Journey




There are few things like unemployment and potential catastrophic financial collapse to get you thinking. The mind refuses to stop re-playing and reviewing the past decisions and mistakes that led to the current situation. This is good, if you let it be a positive force in your life. This process isn't intended to be one to use as a crutch, or as an excuse. We do this to clean the garbage, to learn from our choices so that we can hopefully make better ones next time.

The wheel in the sky keeps on turning.

And that got me thinking about my own journey in Eve this morning. In September I will have been playing Eve for four years. Yesterday I passed eleven months in The Tuskers, the single longest time I have ever been in any Corporation. Even my own.

When I started writing Eveoganda almost three years ago I was in Dissonance as part of the Circle of Two Alliance in Providence. What started as a Null-Sec PvP playground quickly turned into a conquest  and then failscade. Since then I've started two other Alliances and my own Corporation. Moving from Providence, to the Spire, to the North, to Syndicate, to Rote Kappelle, to Muppet Ninjas, to Curse, to Delve and various points within Low Sec. I've gone from Soldier to Pirate, from +10 to -10. From an FC commanding hundreds and protecting assets, to a small gang leader and now more solo pilot.

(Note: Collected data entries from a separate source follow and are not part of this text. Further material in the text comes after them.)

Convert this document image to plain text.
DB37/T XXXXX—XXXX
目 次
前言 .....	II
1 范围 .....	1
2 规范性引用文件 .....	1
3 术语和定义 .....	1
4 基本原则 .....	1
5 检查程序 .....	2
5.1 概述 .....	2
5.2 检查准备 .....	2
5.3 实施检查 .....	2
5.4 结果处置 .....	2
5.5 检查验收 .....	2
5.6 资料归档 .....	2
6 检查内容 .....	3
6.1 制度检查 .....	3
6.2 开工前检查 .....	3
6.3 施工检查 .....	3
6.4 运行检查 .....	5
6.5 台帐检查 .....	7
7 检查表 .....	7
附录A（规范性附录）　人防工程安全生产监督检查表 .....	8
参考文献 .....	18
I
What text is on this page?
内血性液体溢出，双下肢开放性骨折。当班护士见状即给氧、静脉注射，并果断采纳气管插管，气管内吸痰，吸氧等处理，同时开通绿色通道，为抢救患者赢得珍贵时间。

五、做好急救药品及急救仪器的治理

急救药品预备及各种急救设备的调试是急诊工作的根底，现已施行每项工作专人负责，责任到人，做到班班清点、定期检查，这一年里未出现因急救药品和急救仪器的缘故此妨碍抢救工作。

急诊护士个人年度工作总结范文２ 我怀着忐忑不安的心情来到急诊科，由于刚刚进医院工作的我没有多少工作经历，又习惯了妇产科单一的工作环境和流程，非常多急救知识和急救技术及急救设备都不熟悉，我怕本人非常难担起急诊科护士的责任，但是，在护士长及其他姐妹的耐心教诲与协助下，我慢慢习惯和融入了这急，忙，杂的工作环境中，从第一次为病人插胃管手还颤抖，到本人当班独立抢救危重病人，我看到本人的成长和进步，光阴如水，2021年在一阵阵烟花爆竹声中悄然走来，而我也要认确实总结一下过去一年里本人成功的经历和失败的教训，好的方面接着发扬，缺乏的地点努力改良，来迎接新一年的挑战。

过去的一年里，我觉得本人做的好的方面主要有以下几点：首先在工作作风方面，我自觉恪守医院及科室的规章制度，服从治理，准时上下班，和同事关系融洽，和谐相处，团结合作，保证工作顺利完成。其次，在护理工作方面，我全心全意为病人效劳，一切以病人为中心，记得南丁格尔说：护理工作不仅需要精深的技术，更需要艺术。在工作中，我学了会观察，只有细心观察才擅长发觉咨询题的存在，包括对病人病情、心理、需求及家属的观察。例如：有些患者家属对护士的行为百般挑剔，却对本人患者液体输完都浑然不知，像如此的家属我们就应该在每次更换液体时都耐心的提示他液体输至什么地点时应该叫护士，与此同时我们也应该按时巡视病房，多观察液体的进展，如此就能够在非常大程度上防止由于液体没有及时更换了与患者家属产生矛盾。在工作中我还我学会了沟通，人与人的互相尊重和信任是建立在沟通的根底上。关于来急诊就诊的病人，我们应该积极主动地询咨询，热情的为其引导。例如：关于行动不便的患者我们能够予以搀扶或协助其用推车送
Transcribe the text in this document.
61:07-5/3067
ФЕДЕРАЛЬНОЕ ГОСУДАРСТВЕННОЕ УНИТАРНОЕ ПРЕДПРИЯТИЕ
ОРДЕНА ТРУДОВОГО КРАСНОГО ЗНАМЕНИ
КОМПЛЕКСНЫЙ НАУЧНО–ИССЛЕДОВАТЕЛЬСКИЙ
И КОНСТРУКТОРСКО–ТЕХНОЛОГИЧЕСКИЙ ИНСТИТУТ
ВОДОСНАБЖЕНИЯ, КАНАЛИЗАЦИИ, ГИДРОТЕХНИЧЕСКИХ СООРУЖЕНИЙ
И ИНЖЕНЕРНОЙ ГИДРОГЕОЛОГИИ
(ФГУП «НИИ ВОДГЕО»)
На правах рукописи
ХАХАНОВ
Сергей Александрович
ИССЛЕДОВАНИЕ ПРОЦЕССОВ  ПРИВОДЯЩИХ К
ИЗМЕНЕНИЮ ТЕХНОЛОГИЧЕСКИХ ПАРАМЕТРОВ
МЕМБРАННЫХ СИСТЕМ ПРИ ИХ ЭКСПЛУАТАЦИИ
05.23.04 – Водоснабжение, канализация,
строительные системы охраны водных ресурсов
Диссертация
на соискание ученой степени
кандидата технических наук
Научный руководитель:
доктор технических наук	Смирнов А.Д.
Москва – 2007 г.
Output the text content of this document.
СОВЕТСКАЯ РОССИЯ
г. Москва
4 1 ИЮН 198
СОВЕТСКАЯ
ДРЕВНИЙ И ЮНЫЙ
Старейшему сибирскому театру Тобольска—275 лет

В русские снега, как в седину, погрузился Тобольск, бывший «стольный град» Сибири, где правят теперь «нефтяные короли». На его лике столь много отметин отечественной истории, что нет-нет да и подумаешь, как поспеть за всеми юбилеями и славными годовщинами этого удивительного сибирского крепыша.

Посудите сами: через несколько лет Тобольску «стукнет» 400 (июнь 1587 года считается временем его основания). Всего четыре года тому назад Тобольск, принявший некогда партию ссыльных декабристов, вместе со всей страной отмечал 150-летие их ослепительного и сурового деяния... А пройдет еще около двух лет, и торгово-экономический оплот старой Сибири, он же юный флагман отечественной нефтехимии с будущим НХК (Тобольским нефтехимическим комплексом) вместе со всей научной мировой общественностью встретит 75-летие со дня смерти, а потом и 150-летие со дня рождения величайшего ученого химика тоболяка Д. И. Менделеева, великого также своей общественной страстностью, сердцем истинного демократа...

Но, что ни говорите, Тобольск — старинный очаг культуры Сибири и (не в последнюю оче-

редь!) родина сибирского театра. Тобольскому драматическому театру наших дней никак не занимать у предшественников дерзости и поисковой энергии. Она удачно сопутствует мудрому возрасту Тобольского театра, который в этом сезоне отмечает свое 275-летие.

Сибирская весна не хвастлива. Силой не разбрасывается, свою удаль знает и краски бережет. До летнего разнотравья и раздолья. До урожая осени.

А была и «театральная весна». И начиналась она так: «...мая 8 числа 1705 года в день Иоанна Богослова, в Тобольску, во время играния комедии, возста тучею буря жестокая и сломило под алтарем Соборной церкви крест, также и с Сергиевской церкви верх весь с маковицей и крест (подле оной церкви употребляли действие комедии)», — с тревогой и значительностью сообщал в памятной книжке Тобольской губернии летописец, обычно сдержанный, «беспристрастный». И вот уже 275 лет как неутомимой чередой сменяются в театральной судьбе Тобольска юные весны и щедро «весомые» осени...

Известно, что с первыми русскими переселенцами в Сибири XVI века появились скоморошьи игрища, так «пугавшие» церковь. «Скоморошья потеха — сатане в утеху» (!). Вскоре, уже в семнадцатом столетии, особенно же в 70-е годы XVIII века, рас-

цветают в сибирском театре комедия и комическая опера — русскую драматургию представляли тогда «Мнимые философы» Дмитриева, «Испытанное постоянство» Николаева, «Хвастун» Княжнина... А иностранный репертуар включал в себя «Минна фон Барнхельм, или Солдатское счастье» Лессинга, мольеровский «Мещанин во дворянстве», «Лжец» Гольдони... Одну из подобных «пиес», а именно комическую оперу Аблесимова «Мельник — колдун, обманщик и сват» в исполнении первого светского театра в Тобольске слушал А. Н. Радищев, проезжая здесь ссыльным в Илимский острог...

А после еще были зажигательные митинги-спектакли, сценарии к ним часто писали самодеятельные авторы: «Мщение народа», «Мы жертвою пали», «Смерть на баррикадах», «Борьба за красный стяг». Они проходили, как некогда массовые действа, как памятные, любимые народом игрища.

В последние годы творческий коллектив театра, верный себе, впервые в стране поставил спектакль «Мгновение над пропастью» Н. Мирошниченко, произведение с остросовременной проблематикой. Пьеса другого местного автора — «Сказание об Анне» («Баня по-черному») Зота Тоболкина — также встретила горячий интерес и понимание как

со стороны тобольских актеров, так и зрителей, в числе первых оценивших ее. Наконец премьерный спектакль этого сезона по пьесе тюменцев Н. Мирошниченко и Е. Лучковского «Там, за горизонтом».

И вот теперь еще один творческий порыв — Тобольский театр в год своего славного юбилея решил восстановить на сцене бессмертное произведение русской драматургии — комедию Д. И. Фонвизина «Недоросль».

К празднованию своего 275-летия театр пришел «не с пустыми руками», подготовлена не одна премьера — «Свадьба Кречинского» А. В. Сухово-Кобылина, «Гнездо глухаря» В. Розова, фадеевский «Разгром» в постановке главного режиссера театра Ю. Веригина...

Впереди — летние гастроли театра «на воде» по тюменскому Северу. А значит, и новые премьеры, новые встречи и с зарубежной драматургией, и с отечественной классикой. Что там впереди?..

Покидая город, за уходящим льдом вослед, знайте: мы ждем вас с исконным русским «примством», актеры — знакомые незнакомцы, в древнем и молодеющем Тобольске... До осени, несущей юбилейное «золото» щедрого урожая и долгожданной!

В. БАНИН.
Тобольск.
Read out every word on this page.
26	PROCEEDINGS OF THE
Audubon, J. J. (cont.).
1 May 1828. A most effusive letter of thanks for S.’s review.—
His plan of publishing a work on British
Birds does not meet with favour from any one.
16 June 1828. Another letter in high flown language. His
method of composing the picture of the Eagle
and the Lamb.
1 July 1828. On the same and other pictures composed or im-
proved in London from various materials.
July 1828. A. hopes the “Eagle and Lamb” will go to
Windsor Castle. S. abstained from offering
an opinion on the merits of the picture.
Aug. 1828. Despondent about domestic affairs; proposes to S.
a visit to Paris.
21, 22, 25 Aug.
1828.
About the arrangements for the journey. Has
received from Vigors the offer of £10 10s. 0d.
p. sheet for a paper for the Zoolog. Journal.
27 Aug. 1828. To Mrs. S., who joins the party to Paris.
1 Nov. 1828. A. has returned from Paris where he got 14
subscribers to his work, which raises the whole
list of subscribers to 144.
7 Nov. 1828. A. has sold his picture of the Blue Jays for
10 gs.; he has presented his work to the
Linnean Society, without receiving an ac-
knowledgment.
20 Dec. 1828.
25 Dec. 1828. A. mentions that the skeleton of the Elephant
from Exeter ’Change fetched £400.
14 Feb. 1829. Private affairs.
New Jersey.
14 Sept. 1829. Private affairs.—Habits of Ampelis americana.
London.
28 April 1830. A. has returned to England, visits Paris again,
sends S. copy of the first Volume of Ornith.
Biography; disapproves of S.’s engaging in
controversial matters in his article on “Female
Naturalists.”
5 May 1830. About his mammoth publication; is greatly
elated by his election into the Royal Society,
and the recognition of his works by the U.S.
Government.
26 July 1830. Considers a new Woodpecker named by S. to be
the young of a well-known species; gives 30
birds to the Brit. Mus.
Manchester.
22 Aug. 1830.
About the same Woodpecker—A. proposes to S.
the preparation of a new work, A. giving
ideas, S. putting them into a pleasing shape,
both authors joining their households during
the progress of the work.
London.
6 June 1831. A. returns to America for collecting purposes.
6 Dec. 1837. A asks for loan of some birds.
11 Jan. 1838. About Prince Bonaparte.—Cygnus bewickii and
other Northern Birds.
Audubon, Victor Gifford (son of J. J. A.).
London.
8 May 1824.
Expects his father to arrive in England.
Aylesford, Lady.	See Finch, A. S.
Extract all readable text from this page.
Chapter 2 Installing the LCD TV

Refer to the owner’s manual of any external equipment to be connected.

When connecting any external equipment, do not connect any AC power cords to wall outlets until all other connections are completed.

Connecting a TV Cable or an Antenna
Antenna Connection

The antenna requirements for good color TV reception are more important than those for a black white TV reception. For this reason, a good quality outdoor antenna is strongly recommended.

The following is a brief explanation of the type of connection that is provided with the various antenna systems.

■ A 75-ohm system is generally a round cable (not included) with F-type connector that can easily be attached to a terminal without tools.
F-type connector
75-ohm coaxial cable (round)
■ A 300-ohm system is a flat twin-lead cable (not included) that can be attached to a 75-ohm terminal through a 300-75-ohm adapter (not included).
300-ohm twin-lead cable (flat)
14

Lots of changes in such a short time. And quite the journey.

That doesn't even count the time before I started writing this blog/magazine/journal. The Null Sec wars, the battles for Providence, the twice over failure of CVA, LFA and Paxton. And more.

I think more than anything this chaos led to the current developing play style and the length of time I've been able to devote to a single Corporation. After all the chaos in-game, which happened during an especially stable part of my RL, the tables turned. My RL started unraveling and Eve needed to become more stable. I don't think I could have dealt with both being in chaos.

Now Eve serves more as an outlet. A place to escape, to control your own destiny. There is a joy that is undeniable in exploding someone else's ship now, that wasn't the same before. I readily admit to it. And I've become somewhat of an explosion junky, for lack of a better way to describe it.

For all my talk of separation lately, of the writer and the pilot being two different people, we do share a commonality that is profound. One serves the other and both of us benefit. And while I am personally unencumbered by the necessity to PvE for example, this act of writing on an almost daily basis, is my own cathartic method. My own PvE. My service if you will. And that act, no matter how trivial or often   misunderstood, is an important one. And while its importance may only be relevant to me personally, it is something that I will continue.

The journey never ends. Until it finally does.